WooCommerce bug targeted on the heels of patch rollout.
A critical vulnerability detected in WordPress eCommerce plug-in WooCommerce has been targeted by threat actors just as a patch was released. ThreatPost explains that as soon as WooCommerce became aware of the SQL-injection bug, reported by researchers at Development Operations Security and HackerOne on July 13, it immediately created and released an emergency patch to users, and the attacks began on July 15. Pravin Madhani, CEO and Co-Founder, K2 Cyber Security, told SecurityWeek that the incident is a good reminder to users to frequently update WordPress programs, and noted that “SQLi vulnerabilities are part of the OWASP Top 10 Web Application Risks, and well known, so it’s a surprise these vulnerabilities aren’t discovered during application development.”
Pravin Madhani, CEO and Co-Founder of K2 Cyber Security:
“The discovery of a new SQL injection (SQLi) vulnerability in WooCommerce is a good reminder to check on the security and to update programs used with WordPress (in addition to checking on and updating WordPress itself). SQLi vulnerabilities are part of the OWASP Top 10 Web Application Risks, and well known, so it’s a surprise these vulnerabilities aren’t discovered during application development. This means it’s more important than ever to have runtime application security for WordPress and software that works with WordPress.
"Runtime application security provides protection for well-known problems like zero day attacks and the OWASP Top 10. Additional support indicating the importance of runtime application security came in late 2020, when NIST SP 800-53 was published. The revised security and privacy framework included two major updates that offer insights into how security pros can improve their application security. The new framework includes requirements for both runtime application self-protection (RASP) and interactive application security testing (IAST).“
Ransomware group threatens to reveal targets’ criminal activities.
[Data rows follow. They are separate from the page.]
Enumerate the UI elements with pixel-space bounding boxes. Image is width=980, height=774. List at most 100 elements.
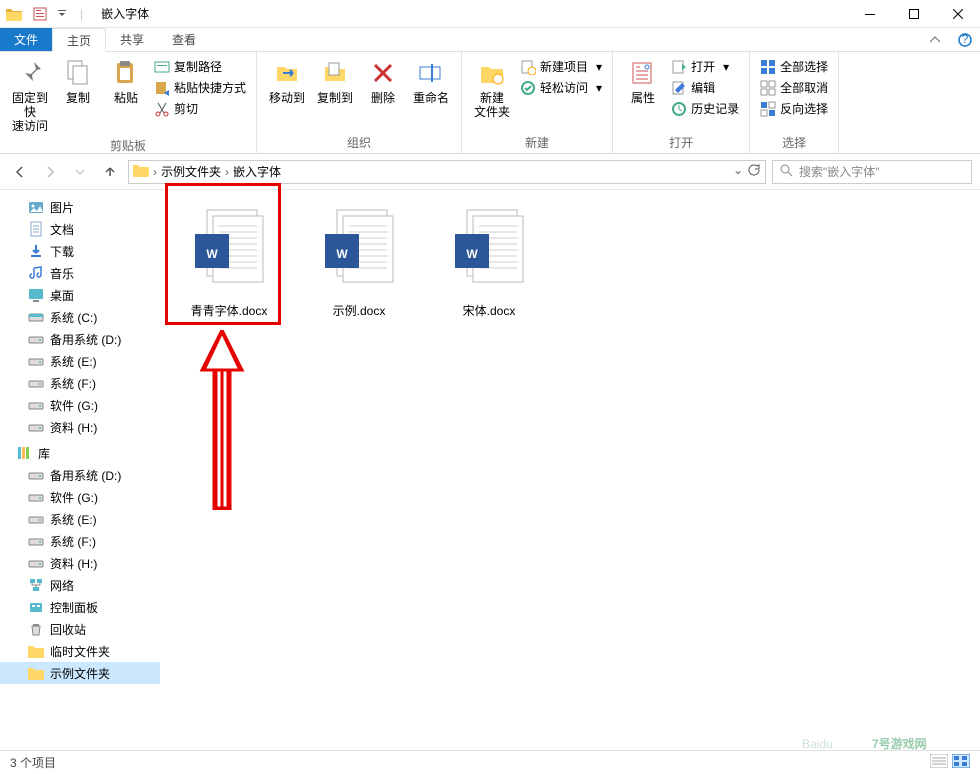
breadcrumb-box[interactable]: › 示例文件夹 › 嵌入字体 ⌄ xyxy=(128,160,766,184)
open-button[interactable]: 打开▾ xyxy=(667,57,743,76)
collapse-ribbon-icon[interactable] xyxy=(920,28,950,51)
tree-item[interactable]: 软件 (G:) xyxy=(0,394,160,416)
up-button[interactable] xyxy=(98,160,122,184)
desktop-icon xyxy=(28,287,44,303)
delete-button[interactable]: 删除 xyxy=(359,55,407,107)
selectall-button[interactable]: 全部选择 xyxy=(756,57,832,76)
pasteshortcut-button[interactable]: 粘贴快捷方式 xyxy=(150,78,250,97)
chevron-right-icon[interactable]: › xyxy=(153,165,157,179)
tree-item[interactable]: 桌面 xyxy=(0,284,160,306)
chevron-right-icon[interactable]: › xyxy=(225,165,229,179)
annotation-highlight xyxy=(165,183,281,325)
tree-item-label: 库 xyxy=(38,445,50,462)
help-icon[interactable]: ? xyxy=(950,28,980,51)
tree-item[interactable]: 资料 (H:) xyxy=(0,552,160,574)
tree-item-label: 控制面板 xyxy=(50,599,98,616)
tree-item[interactable]: 回收站 xyxy=(0,618,160,640)
copypath-icon xyxy=(154,59,170,75)
forward-button[interactable] xyxy=(38,160,62,184)
rename-button[interactable]: 重命名 xyxy=(407,55,455,107)
window-controls xyxy=(848,0,980,28)
tree-item[interactable]: 系统 (F:) xyxy=(0,530,160,552)
properties-button[interactable]: 属性 xyxy=(619,55,667,107)
icons-view-icon[interactable] xyxy=(952,754,970,771)
tree-item[interactable]: 系统 (E:) xyxy=(0,508,160,530)
maximize-button[interactable] xyxy=(892,0,936,28)
drive-icon xyxy=(28,533,44,549)
edit-button[interactable]: 编辑 xyxy=(667,78,743,97)
dropdown-icon[interactable]: ⌄ xyxy=(733,163,743,180)
back-button[interactable] xyxy=(8,160,32,184)
tree-item[interactable]: 资料 (H:) xyxy=(0,416,160,438)
copy-button[interactable]: 复制 xyxy=(54,55,102,107)
file-item[interactable]: W 示例.docx xyxy=(304,204,414,319)
pasteshortcut-icon xyxy=(154,80,170,96)
cut-button[interactable]: 剪切 xyxy=(150,99,250,118)
ribbon-tabs: 文件 主页 共享 查看 ? xyxy=(0,28,980,52)
tree-item[interactable]: 下载 xyxy=(0,240,160,262)
tree-item[interactable]: 库 xyxy=(0,442,160,464)
delete-icon xyxy=(367,57,399,89)
tree-item[interactable]: 文档 xyxy=(0,218,160,240)
easyaccess-button[interactable]: 轻松访问▾ xyxy=(516,78,606,97)
tab-share[interactable]: 共享 xyxy=(106,28,158,51)
history-button[interactable]: 历史记录 xyxy=(667,99,743,118)
tree-item-label: 示例文件夹 xyxy=(50,665,110,682)
newitem-icon xyxy=(520,59,536,75)
pin-button[interactable]: 固定到快 速访问 xyxy=(6,55,54,135)
selectnone-button[interactable]: 全部取消 xyxy=(756,78,832,97)
group-clipboard: 固定到快 速访问 复制 粘贴 复制路径 粘贴快捷方式 剪切 剪贴板 xyxy=(0,52,257,153)
copypath-button[interactable]: 复制路径 xyxy=(150,57,250,76)
details-view-icon[interactable] xyxy=(930,754,948,771)
recent-dropdown[interactable] xyxy=(68,160,92,184)
tree-item[interactable]: 控制面板 xyxy=(0,596,160,618)
qat-properties-icon[interactable] xyxy=(30,4,50,24)
downloads-icon xyxy=(28,243,44,259)
edit-icon xyxy=(671,80,687,96)
close-button[interactable] xyxy=(936,0,980,28)
tree-item[interactable]: 系统 (F:) xyxy=(0,372,160,394)
tree-item[interactable]: 临时文件夹 xyxy=(0,640,160,662)
paste-button[interactable]: 粘贴 xyxy=(102,55,150,107)
tree-item[interactable]: 音乐 xyxy=(0,262,160,284)
minimize-button[interactable] xyxy=(848,0,892,28)
tree-item[interactable]: 系统 (C:) xyxy=(0,306,160,328)
tree-item[interactable]: 网络 xyxy=(0,574,160,596)
chevron-down-icon: ▾ xyxy=(723,60,729,74)
tree-item[interactable]: 备用系统 (D:) xyxy=(0,464,160,486)
address-bar: › 示例文件夹 › 嵌入字体 ⌄ 搜索"嵌入字体" xyxy=(0,154,980,190)
svg-text:W: W xyxy=(336,247,348,261)
content-pane[interactable]: W 青青字体.docx W 示例.docx W 宋体.docx xyxy=(160,190,980,750)
moveto-icon xyxy=(271,57,303,89)
tab-home[interactable]: 主页 xyxy=(52,28,106,52)
tree-item[interactable]: 软件 (G:) xyxy=(0,486,160,508)
copy-icon xyxy=(62,57,94,89)
tree-item[interactable]: 图片 xyxy=(0,196,160,218)
qat-dropdown-icon[interactable] xyxy=(52,4,72,24)
refresh-icon[interactable] xyxy=(747,163,761,180)
file-list: W 青青字体.docx W 示例.docx W 宋体.docx xyxy=(174,204,966,319)
drive-icon xyxy=(28,467,44,483)
window-title: 嵌入字体 xyxy=(101,5,149,22)
pictures-icon xyxy=(28,199,44,215)
newitem-button[interactable]: 新建项目▾ xyxy=(516,57,606,76)
moveto-button[interactable]: 移动到 xyxy=(263,55,311,107)
titlebar: | 嵌入字体 xyxy=(0,0,980,28)
breadcrumb-item[interactable]: 示例文件夹 xyxy=(161,163,221,180)
newfolder-button[interactable]: 新建 文件夹 xyxy=(468,55,516,121)
copyto-button[interactable]: 复制到 xyxy=(311,55,359,107)
tree-item[interactable]: 备用系统 (D:) xyxy=(0,328,160,350)
word-document-icon: W xyxy=(315,204,403,296)
tree-item-label: 系统 (C:) xyxy=(50,309,97,326)
tab-view[interactable]: 查看 xyxy=(158,28,210,51)
file-item[interactable]: W 宋体.docx xyxy=(434,204,544,319)
invertsel-button[interactable]: 反向选择 xyxy=(756,99,832,118)
view-switcher xyxy=(930,754,970,771)
tab-file[interactable]: 文件 xyxy=(0,28,52,51)
tree-item[interactable]: 系统 (E:) xyxy=(0,350,160,372)
navigation-pane[interactable]: 图片文档下载音乐桌面系统 (C:)备用系统 (D:)系统 (E:)系统 (F:)… xyxy=(0,190,160,750)
drive-icon xyxy=(28,419,44,435)
breadcrumb-item[interactable]: 嵌入字体 xyxy=(233,163,281,180)
tree-item[interactable]: 示例文件夹 xyxy=(0,662,160,684)
search-input[interactable]: 搜索"嵌入字体" xyxy=(772,160,972,184)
The Mespinoza cybergang is taking double-extortion ransomware to another level, ZDNet reports, by seeking out evidence of targets’ criminal activities to use as leverage. Mespinoza, a threat group so dangerous it motivated the US Federal Bureau of Investigation to issue warnings about its activities, compromises remote desktop protocol networks and then uses a backdoor to maintain persistent access, allowing them to scour the target’s system for incriminating data. "They search using sensitive terms such as illegal, fraud, and criminal. In other words, the actors are also interested in illegal activities known to the organisation that could provide extreme leverage should a negotiation start," stated Alex Hinchliffe of Unit 42 at Palo Alto Networks.